The mechanism of ultrasound oxidation effect on the pyrite for refractory gold ore pretreatment

Abstract

The effect of ultrasonic cavitation on the oxidation of the crystal pyrite in deionized water has been discussed. The effect of solution alkalinity, ultrasonic power and temperature on the surface morphology of pyrite and the chemical forms of sulfur and iron was discussed. The surface of pyrite is severely corroded under ultrasound. The sulfur in the pyrite is oxidized to S2O32- and SO42-. Most of the iron is in the form of Fe2+, few of it is in the form of Fe3+. With the increase of alkalinity, ultrasonic power and temperature, the surface corrosion of pyrite becomes more and more obvious. With the increase of the NaOH concentration, the Fe(II) concentration in solution decreases and the deposition of iron oxides on the pyrite surface prevents pyrite oxidation.
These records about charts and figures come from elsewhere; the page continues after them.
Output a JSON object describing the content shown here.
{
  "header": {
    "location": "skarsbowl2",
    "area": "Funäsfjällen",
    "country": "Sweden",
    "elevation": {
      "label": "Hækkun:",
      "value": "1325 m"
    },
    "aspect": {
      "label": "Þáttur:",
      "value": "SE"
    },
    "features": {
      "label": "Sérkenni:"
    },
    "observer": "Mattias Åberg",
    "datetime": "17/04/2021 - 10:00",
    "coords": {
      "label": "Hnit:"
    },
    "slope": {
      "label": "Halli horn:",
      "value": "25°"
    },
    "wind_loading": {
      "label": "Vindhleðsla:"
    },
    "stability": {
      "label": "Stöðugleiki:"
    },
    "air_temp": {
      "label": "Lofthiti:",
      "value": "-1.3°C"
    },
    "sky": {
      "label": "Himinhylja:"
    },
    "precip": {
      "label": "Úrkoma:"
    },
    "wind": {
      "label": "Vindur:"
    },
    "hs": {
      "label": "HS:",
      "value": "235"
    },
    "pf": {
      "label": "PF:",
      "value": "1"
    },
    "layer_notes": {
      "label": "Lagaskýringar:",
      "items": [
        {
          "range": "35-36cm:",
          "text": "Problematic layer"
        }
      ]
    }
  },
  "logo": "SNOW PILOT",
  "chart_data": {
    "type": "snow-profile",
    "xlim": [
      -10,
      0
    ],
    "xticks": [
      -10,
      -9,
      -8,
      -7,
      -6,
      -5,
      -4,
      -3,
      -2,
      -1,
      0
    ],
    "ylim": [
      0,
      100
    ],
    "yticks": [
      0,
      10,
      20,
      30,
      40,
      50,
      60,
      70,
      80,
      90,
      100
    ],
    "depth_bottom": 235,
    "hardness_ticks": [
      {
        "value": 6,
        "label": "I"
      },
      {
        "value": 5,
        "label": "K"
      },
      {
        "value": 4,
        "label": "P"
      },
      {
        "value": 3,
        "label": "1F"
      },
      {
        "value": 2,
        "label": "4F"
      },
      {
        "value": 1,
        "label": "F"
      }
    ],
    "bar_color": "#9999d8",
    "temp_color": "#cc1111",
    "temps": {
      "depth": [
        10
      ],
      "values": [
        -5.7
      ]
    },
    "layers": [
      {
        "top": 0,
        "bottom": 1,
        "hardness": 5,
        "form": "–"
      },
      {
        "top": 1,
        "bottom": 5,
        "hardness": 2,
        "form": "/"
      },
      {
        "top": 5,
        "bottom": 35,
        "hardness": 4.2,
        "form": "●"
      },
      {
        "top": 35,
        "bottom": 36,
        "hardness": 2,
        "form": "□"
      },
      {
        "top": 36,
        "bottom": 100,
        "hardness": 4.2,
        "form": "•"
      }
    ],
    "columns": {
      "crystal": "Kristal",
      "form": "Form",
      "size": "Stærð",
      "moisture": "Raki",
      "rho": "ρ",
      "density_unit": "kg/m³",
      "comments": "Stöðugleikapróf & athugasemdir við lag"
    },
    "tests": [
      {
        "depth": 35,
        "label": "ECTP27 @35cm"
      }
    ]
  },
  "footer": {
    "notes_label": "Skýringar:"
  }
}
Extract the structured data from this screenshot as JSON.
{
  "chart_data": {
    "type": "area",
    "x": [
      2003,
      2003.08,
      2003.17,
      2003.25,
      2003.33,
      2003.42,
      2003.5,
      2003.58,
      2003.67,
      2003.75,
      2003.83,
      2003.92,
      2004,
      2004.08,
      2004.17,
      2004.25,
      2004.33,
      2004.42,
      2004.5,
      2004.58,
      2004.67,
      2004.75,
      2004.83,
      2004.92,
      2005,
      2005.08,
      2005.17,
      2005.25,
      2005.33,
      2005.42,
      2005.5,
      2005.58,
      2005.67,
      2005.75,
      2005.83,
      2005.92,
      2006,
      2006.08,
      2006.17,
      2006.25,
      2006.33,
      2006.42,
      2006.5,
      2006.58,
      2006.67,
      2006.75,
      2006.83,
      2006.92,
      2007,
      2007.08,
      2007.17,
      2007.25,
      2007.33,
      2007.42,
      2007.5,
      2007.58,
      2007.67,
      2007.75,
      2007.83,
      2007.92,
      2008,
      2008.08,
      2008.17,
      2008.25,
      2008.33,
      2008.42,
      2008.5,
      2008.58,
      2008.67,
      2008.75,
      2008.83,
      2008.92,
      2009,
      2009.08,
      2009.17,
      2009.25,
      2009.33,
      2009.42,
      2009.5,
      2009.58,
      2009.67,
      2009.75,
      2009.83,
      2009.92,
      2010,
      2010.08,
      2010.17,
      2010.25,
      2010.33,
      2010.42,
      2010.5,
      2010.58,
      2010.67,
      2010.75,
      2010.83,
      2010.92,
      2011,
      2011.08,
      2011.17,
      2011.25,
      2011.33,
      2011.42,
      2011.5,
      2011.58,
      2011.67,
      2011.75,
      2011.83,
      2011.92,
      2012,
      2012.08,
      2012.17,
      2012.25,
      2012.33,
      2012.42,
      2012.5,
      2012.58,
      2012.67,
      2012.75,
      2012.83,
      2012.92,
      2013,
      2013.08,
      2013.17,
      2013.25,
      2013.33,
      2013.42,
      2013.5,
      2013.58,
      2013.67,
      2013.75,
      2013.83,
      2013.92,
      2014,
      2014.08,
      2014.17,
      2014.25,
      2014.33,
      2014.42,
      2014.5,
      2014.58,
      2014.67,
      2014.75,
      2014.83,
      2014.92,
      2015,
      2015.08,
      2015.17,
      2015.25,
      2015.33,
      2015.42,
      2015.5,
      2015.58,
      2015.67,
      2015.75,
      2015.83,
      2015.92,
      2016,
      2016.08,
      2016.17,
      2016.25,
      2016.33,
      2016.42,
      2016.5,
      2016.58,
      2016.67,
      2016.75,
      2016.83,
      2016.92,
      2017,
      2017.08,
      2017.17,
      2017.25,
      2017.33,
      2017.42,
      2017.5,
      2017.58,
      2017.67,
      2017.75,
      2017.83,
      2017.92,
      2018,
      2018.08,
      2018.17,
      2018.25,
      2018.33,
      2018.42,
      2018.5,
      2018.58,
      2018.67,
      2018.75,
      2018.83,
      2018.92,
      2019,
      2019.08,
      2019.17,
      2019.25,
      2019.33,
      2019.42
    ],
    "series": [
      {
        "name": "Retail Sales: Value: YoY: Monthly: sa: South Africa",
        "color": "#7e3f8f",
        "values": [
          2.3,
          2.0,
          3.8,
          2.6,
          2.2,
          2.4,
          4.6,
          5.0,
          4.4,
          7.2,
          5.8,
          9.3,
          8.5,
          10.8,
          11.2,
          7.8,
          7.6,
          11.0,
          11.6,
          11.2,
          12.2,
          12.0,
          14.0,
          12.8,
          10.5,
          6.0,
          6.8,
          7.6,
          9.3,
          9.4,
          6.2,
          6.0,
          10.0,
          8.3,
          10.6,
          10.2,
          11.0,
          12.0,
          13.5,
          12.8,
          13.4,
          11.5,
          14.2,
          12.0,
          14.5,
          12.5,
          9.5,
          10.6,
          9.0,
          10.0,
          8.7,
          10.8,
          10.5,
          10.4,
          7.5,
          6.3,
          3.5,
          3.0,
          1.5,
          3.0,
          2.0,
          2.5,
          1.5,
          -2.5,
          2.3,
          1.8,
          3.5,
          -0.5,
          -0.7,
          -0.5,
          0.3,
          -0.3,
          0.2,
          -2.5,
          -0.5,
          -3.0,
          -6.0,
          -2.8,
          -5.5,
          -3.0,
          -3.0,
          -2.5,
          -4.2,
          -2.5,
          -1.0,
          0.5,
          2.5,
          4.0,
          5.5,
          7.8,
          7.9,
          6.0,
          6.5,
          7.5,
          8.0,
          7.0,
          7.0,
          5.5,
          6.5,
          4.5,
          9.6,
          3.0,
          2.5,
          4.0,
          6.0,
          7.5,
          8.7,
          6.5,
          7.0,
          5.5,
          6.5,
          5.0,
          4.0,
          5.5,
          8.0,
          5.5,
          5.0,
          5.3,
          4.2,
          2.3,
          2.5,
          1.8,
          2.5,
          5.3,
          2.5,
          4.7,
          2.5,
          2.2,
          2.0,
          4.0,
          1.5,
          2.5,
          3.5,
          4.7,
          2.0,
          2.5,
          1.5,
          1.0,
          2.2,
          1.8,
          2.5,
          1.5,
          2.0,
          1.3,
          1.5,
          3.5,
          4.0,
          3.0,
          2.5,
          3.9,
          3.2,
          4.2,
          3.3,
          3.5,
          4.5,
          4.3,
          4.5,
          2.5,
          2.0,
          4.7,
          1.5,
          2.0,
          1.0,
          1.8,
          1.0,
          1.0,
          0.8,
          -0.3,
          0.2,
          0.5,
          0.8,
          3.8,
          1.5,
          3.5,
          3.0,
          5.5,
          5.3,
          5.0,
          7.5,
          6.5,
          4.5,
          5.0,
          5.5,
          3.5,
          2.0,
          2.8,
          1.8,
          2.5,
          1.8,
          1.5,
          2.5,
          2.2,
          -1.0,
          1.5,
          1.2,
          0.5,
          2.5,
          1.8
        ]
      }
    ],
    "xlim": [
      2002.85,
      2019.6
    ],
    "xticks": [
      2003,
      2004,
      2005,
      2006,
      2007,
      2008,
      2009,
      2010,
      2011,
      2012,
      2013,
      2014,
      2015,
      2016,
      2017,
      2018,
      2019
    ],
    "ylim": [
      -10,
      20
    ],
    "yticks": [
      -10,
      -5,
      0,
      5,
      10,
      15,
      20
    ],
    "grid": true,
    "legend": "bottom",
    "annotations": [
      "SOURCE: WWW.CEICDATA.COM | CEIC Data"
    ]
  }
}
With the increase of the ultrasonic power, the Fe(II) concentration in solution increase. The effect of the NaOH concentration on the SO42- and S2O32- concentration indicates pyrite oxidation is in mild alkalinity under ultrasound. The concentration of SO42- and S2O32- increases along with increase of the ultrasonic power and decreases tremendously with increase of the temperature. The pyrite oxidation is initiated by hydroxyl radical and promoted by Fe3+.